Density zero subsets of primes

Question

Let $P$ denotes the set of all primes. Find a subset $Q$ of $P$ such that the following holds:

(i) Relative density of $Q$ is zero in $P$ and

(ii) $ \sum_{p \in Q} \frac{1}{p} = \infty $.

Answer 1

One easy way to create sets of primes with "user-specified" density is the following theorem of Fouvry and Iwaniec ("Gaussian Primes," Fouvry, Iwaniec, 1997):

Let $\lambda_\ell$ be complex numbers with $|\lambda_\ell| \leq 1$. Then $$\sum_{m^2+\ell^2 \leq x} \lambda_\ell\Lambda(\ell^2+m^2) = \sum_{\ell^2+m^2 \leq x} \lambda_\ell \psi(\ell) + O_A \left(x (\log x)^{-A} \right),$$ where $\Lambda$ is the von Mangoldt function, $$\psi(\ell) = \prod_{p \ \nmid \ \ell} \left(1 - \frac{\chi(p)}{p-1} \right),$$ $\chi$ is the non-trivial character modulo 4, and $A$ is any fixed positive constant.
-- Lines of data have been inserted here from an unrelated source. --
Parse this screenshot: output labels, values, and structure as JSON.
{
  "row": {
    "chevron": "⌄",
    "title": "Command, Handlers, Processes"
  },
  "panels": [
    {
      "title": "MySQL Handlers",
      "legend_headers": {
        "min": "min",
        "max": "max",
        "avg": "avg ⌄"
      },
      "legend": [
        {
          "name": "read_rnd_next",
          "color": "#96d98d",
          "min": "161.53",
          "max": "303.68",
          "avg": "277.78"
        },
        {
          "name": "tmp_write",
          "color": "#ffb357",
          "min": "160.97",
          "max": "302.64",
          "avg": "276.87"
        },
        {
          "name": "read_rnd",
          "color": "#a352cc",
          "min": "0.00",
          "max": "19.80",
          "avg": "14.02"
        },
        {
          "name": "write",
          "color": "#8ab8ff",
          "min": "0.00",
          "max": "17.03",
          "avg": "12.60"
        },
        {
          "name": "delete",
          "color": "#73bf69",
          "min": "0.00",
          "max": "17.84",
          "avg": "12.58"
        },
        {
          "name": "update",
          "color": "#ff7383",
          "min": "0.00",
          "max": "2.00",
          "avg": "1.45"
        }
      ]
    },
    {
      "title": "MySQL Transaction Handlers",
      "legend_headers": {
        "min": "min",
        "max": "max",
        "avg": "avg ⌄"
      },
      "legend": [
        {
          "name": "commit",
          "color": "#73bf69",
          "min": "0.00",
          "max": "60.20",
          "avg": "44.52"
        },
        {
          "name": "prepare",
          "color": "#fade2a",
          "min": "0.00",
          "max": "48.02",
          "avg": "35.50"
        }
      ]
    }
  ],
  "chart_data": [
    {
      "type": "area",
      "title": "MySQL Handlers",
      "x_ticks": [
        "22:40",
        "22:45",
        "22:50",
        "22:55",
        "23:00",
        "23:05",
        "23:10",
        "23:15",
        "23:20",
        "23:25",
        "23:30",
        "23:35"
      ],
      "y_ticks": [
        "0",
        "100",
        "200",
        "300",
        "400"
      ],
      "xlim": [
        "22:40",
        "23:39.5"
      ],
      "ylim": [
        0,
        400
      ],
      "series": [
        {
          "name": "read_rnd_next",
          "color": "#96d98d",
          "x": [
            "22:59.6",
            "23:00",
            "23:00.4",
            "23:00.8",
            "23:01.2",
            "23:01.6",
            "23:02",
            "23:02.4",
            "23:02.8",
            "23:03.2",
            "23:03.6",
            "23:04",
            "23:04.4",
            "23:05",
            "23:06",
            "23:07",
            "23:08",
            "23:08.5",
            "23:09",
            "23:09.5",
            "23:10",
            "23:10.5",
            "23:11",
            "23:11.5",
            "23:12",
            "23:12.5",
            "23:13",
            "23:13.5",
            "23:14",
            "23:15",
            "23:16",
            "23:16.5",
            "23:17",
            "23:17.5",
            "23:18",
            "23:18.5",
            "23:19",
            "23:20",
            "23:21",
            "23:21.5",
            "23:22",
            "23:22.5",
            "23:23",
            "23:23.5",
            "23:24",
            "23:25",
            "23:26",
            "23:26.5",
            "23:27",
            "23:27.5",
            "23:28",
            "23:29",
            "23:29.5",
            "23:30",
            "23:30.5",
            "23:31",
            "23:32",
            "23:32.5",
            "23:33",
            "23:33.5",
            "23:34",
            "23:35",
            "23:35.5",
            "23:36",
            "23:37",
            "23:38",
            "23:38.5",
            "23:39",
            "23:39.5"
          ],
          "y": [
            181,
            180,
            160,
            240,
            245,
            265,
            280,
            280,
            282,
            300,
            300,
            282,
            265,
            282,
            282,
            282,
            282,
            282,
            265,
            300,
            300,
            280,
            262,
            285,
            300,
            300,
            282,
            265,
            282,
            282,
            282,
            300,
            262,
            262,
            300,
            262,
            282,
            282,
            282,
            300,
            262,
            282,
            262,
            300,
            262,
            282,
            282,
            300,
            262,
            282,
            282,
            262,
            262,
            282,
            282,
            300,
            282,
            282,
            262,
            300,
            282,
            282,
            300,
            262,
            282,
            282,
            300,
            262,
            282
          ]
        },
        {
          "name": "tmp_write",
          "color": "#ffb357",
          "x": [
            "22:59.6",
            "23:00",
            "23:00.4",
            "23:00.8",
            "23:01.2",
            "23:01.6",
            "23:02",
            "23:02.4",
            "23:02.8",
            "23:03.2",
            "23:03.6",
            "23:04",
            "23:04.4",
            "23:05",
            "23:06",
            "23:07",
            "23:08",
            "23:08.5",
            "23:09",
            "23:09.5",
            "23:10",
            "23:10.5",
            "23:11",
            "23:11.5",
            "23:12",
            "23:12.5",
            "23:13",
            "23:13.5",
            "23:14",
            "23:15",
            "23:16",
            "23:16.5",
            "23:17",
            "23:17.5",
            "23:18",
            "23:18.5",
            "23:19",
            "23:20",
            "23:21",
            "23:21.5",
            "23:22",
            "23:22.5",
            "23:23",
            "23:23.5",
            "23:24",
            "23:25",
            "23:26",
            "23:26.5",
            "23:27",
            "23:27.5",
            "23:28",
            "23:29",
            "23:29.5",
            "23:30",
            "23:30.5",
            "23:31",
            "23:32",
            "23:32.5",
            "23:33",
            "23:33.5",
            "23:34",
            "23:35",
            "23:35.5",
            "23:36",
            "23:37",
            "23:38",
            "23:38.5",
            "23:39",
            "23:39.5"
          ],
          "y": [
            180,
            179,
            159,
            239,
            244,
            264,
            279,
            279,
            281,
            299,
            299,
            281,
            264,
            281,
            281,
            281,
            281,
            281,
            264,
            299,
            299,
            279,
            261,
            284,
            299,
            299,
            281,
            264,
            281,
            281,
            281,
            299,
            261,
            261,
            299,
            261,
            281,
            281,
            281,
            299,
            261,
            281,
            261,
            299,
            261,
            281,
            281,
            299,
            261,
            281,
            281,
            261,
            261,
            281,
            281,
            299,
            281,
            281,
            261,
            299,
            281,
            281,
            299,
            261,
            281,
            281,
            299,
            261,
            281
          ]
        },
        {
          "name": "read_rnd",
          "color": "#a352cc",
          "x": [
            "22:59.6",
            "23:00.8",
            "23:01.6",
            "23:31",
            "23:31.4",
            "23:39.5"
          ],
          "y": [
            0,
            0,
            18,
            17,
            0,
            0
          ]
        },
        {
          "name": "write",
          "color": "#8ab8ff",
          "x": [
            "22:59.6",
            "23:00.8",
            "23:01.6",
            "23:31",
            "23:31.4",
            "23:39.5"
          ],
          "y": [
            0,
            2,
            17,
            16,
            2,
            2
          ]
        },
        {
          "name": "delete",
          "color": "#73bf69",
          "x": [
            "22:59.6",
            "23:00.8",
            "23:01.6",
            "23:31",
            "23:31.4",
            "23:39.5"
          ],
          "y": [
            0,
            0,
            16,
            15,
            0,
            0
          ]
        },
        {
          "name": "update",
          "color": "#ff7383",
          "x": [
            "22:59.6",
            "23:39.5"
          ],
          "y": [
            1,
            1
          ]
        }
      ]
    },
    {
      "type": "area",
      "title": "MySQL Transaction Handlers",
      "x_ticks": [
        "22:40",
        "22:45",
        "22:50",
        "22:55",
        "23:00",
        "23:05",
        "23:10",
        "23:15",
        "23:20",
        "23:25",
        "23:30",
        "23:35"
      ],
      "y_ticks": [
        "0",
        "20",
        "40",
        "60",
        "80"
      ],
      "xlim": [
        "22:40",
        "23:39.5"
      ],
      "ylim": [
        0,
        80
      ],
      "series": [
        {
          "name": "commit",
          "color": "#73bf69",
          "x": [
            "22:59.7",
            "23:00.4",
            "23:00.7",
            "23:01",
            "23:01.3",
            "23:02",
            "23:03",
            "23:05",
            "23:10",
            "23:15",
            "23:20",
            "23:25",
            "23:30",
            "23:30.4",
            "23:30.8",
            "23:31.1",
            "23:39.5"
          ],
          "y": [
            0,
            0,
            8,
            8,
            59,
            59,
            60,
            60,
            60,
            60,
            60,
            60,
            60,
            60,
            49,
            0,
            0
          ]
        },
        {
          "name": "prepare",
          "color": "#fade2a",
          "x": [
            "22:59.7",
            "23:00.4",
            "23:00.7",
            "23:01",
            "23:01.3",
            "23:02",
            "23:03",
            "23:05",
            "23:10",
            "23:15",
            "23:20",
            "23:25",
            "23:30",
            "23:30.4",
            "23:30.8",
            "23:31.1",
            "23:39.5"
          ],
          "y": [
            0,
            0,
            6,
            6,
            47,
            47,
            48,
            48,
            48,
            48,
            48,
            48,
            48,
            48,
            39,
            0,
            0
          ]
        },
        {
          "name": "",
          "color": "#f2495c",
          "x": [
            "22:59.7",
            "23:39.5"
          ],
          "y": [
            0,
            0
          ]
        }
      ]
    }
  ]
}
Now let us specialize. Let $Q$ be the set of primes of the form $p = m^2+\ell^2$, $\ell \geq 2017$, and $\ell$ divisible by $2^\alpha$ with $\alpha \geq \frac{\log \log \log \ell}{\log 2}$. Define $$\pi_Q(x) = \sum_{\substack{p \leq x \\ p \in Q}} 1.$$ Using the Fouvry-Iwaniec theorem one may show (exercise!) that $$ \pi_Q(x) \asymp \frac{x}{\log x \log \log x},$$ from which it follows easily by partial summation that $$\sum_{\substack{p \leq x \\ p \in Q}} \frac{1}{p} \gg \log \log \log x.$$